In a further effort to revive the baroque and classical flute repertoire Gaubert initiated in 1910 a series of transcriptions, with assistance from George Catherine in the preparation of piano accompaniments. As Gaubert became increasingly busy with his conducting commitments, noted flautists Marcel Moyse, Louis Fleury and Fernand Caratgé also contributed transcriptions to the series. In 1927 Leduc published the collection under the title Les Classiques de la flûte. Gaubert’s contribution to the project consisted of some thirty titles, including multiple selections by Gluck, Lully, Schumann, Chopin and others, and giving flautists ready access to a broad variety of musical styles.
Since it was not possible – or even desirable – to include all of Gaubert’s transcriptions in this recording project, we have chosen a single transcription to represent each composer. The dozen names will be familiar to most music-lovers, with the possible exception of André Campra, a leading figure in French theatrical and sacred music in the early eighteenth century, and André-Ernest-Modeste Grétry, who later in the same century was similarly influential in opéra comique.
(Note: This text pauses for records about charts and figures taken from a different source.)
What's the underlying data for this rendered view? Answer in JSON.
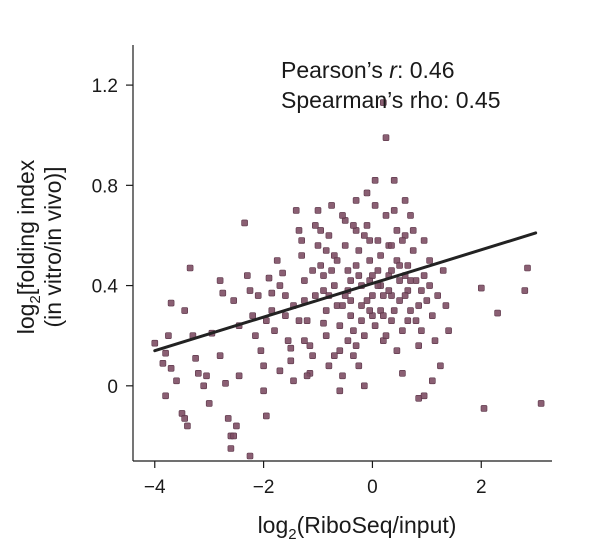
{
  "chart_data": {
    "type": "scatter",
    "title": "",
    "xlabel": {
      "prefix": "log",
      "sub": "2",
      "rest": "(RiboSeq/input)"
    },
    "ylabel": {
      "line1_prefix": "log",
      "line1_sub": "2",
      "line1_rest": "[folding index",
      "line2": "(in vitro/in vivo)]"
    },
    "xlim": [
      -4.4,
      3.3
    ],
    "ylim": [
      -0.3,
      1.36
    ],
    "xticks": [
      {
        "value": -4,
        "label": "−4"
      },
      {
        "value": -2,
        "label": "−2"
      },
      {
        "value": 0,
        "label": "0"
      },
      {
        "value": 2,
        "label": "2"
      }
    ],
    "yticks": [
      {
        "value": 0,
        "label": "0"
      },
      {
        "value": 0.4,
        "label": "0.4"
      },
      {
        "value": 0.8,
        "label": "0.8"
      },
      {
        "value": 1.2,
        "label": "1.2"
      }
    ],
    "annotations": {
      "pearson_prefix": "Pearson’s ",
      "pearson_var": "r",
      "pearson_value": ": 0.46",
      "spearman": "Spearman’s rho: 0.45"
    },
    "regression": {
      "x": [
        -4.0,
        3.0
      ],
      "y": [
        0.14,
        0.61
      ],
      "color": "#222222"
    },
    "point_color": "#7d4e64",
    "points": [
      [
        -4.0,
        0.17
      ],
      [
        -3.85,
        0.09
      ],
      [
        -3.8,
        0.13
      ],
      [
        -3.75,
        0.2
      ],
      [
        -3.7,
        0.07
      ],
      [
        -3.8,
        -0.04
      ],
      [
        -3.7,
        0.33
      ],
      [
        -3.45,
        0.3
      ],
      [
        -3.5,
        -0.11
      ],
      [
        -3.45,
        -0.13
      ],
      [
        -3.4,
        -0.16
      ],
      [
        -3.35,
        0.47
      ],
      [
        -3.25,
        0.11
      ],
      [
        -3.2,
        0.05
      ],
      [
        -3.05,
        0.04
      ],
      [
        -3.0,
        -0.07
      ],
      [
        -2.95,
        0.21
      ],
      [
        -2.8,
        0.42
      ],
      [
        -2.75,
        0.37
      ],
      [
        -2.7,
        0.01
      ],
      [
        -2.65,
        -0.13
      ],
      [
        -2.6,
        -0.2
      ],
      [
        -2.6,
        -0.25
      ],
      [
        -2.55,
        0.34
      ],
      [
        -2.5,
        -0.16
      ],
      [
        -2.45,
        0.04
      ],
      [
        -2.35,
        0.65
      ],
      [
        -2.3,
        0.44
      ],
      [
        -2.25,
        0.38
      ],
      [
        -2.2,
        0.28
      ],
      [
        -2.15,
        0.2
      ],
      [
        -2.1,
        0.36
      ],
      [
        -2.05,
        0.14
      ],
      [
        -2.0,
        0.08
      ],
      [
        -2.0,
        -0.02
      ],
      [
        -1.95,
        -0.12
      ],
      [
        -1.9,
        0.43
      ],
      [
        -1.85,
        0.37
      ],
      [
        -1.85,
        0.3
      ],
      [
        -1.8,
        0.22
      ],
      [
        -1.75,
        0.5
      ],
      [
        -1.7,
        0.4
      ],
      [
        -1.65,
        0.45
      ],
      [
        -1.6,
        0.28
      ],
      [
        -1.55,
        0.18
      ],
      [
        -1.5,
        0.1
      ],
      [
        -1.45,
        0.02
      ],
      [
        -1.4,
        0.7
      ],
      [
        -1.35,
        0.62
      ],
      [
        -1.3,
        0.58
      ],
      [
        -1.3,
        0.52
      ],
      [
        -1.25,
        0.42
      ],
      [
        -1.25,
        0.34
      ],
      [
        -1.2,
        0.26
      ],
      [
        -1.15,
        0.16
      ],
      [
        -1.1,
        0.12
      ],
      [
        -1.05,
        0.64
      ],
      [
        -1.0,
        0.7
      ],
      [
        -1.0,
        0.56
      ],
      [
        -0.95,
        0.48
      ],
      [
        -0.9,
        0.44
      ],
      [
        -0.9,
        0.38
      ],
      [
        -0.85,
        0.3
      ],
      [
        -0.85,
        0.2
      ],
      [
        -0.8,
        0.08
      ],
      [
        -0.8,
        0.6
      ],
      [
        -0.75,
        0.72
      ],
      [
        -0.7,
        0.52
      ],
      [
        -0.7,
        0.4
      ],
      [
        -0.65,
        0.32
      ],
      [
        -0.6,
        0.24
      ],
      [
        -0.6,
        0.14
      ],
      [
        -0.55,
        0.04
      ],
      [
        -0.5,
        0.66
      ],
      [
        -0.5,
        0.56
      ],
      [
        -0.45,
        0.46
      ],
      [
        -0.45,
        0.38
      ],
      [
        -0.4,
        0.34
      ],
      [
        -0.4,
        0.28
      ],
      [
        -0.35,
        0.22
      ],
      [
        -0.35,
        0.12
      ],
      [
        -0.3,
        0.74
      ],
      [
        -0.3,
        0.62
      ],
      [
        -0.25,
        0.54
      ],
      [
        -0.25,
        0.44
      ],
      [
        -0.2,
        0.4
      ],
      [
        -0.2,
        0.32
      ],
      [
        -0.15,
        0.2
      ],
      [
        -0.15,
        0.0
      ],
      [
        -0.1,
        0.77
      ],
      [
        -0.1,
        0.64
      ],
      [
        -0.05,
        0.5
      ],
      [
        -0.05,
        0.42
      ],
      [
        0.0,
        0.36
      ],
      [
        0.0,
        0.28
      ],
      [
        0.05,
        0.82
      ],
      [
        0.05,
        0.72
      ],
      [
        0.1,
        0.58
      ],
      [
        0.1,
        0.46
      ],
      [
        0.15,
        0.4
      ],
      [
        0.15,
        0.3
      ],
      [
        0.2,
        0.18
      ],
      [
        0.2,
        1.13
      ],
      [
        0.25,
        0.99
      ],
      [
        0.25,
        0.68
      ],
      [
        0.3,
        0.56
      ],
      [
        0.3,
        0.44
      ],
      [
        0.35,
        0.36
      ],
      [
        0.35,
        0.26
      ],
      [
        0.4,
        0.7
      ],
      [
        0.45,
        0.62
      ],
      [
        0.45,
        0.5
      ],
      [
        0.5,
        0.42
      ],
      [
        0.5,
        0.34
      ],
      [
        0.55,
        0.22
      ],
      [
        0.6,
        0.74
      ],
      [
        0.6,
        0.6
      ],
      [
        0.65,
        0.48
      ],
      [
        0.65,
        0.38
      ],
      [
        0.7,
        0.3
      ],
      [
        0.75,
        0.54
      ],
      [
        0.8,
        0.42
      ],
      [
        0.85,
        0.32
      ],
      [
        0.9,
        0.22
      ],
      [
        0.95,
        0.44
      ],
      [
        1.0,
        0.34
      ],
      [
        1.05,
        0.4
      ],
      [
        1.1,
        0.28
      ],
      [
        1.2,
        0.36
      ],
      [
        1.35,
        0.32
      ],
      [
        1.4,
        0.22
      ],
      [
        2.0,
        0.39
      ],
      [
        2.05,
        -0.09
      ],
      [
        2.3,
        0.29
      ],
      [
        2.8,
        0.38
      ],
      [
        2.85,
        0.47
      ],
      [
        3.1,
        -0.07
      ],
      [
        -3.3,
        0.2
      ],
      [
        -3.6,
        0.02
      ],
      [
        -2.25,
        -0.28
      ],
      [
        -2.55,
        -0.2
      ],
      [
        -1.5,
        0.15
      ],
      [
        -1.15,
        0.05
      ],
      [
        -0.9,
        0.25
      ],
      [
        -0.6,
        -0.02
      ],
      [
        -0.25,
        0.08
      ],
      [
        0.55,
        0.05
      ],
      [
        0.85,
        -0.05
      ],
      [
        0.95,
        -0.04
      ],
      [
        1.1,
        0.02
      ],
      [
        1.25,
        0.08
      ],
      [
        1.05,
        0.5
      ],
      [
        0.7,
        0.68
      ],
      [
        0.4,
        0.82
      ],
      [
        -0.05,
        0.58
      ],
      [
        -0.55,
        0.32
      ],
      [
        -1.05,
        0.36
      ],
      [
        -1.45,
        0.32
      ],
      [
        -1.95,
        0.26
      ],
      [
        -2.45,
        0.24
      ],
      [
        -0.75,
        0.46
      ],
      [
        -0.5,
        0.36
      ],
      [
        -0.3,
        0.48
      ],
      [
        -0.1,
        0.34
      ],
      [
        0.1,
        0.4
      ],
      [
        0.3,
        0.38
      ],
      [
        0.5,
        0.48
      ],
      [
        0.7,
        0.42
      ],
      [
        0.9,
        0.38
      ],
      [
        -0.4,
        0.42
      ],
      [
        -0.2,
        0.26
      ],
      [
        0.0,
        0.44
      ],
      [
        0.2,
        0.36
      ],
      [
        0.4,
        0.3
      ],
      [
        0.6,
        0.36
      ],
      [
        -0.65,
        0.5
      ],
      [
        -0.85,
        0.54
      ],
      [
        -1.1,
        0.46
      ],
      [
        -1.35,
        0.26
      ],
      [
        -1.6,
        0.36
      ],
      [
        0.15,
        0.52
      ],
      [
        0.35,
        0.56
      ],
      [
        0.55,
        0.58
      ],
      [
        0.75,
        0.62
      ],
      [
        -0.15,
        0.6
      ],
      [
        -0.35,
        0.64
      ],
      [
        -0.55,
        0.68
      ],
      [
        -0.95,
        0.62
      ],
      [
        0.25,
        0.2
      ],
      [
        0.45,
        0.14
      ],
      [
        0.65,
        0.26
      ],
      [
        0.85,
        0.16
      ],
      [
        -0.3,
        0.16
      ],
      [
        -0.7,
        0.12
      ],
      [
        -1.2,
        0.04
      ],
      [
        -1.7,
        0.06
      ],
      [
        -2.8,
        0.12
      ],
      [
        -3.1,
        0.0
      ],
      [
        0.05,
        0.24
      ],
      [
        -0.45,
        0.18
      ],
      [
        1.3,
        0.46
      ],
      [
        1.15,
        0.18
      ],
      [
        0.95,
        0.58
      ],
      [
        0.8,
        0.26
      ],
      [
        0.35,
        0.46
      ],
      [
        -0.05,
        0.3
      ],
      [
        -0.8,
        0.36
      ],
      [
        -1.25,
        0.18
      ],
      [
        0.2,
        0.28
      ],
      [
        0.6,
        0.44
      ]
    ]
  }
}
Two of the selections could use identification more specific than what Gaubert and Leduc provided: the Beethoven Mélodie is a lied entitled Zärtliche Liebe (Tender Love), and Handel’s Petite Marche exists in three versions, the most familiar of which is probably the third movement of the Trio Sonata, Op. 5 No. 2. Handel, an inveterate borrower and arranger of his own and others’ music, would surely not have been surprised to encounter a fourth version of this catchy and goodnatured tune.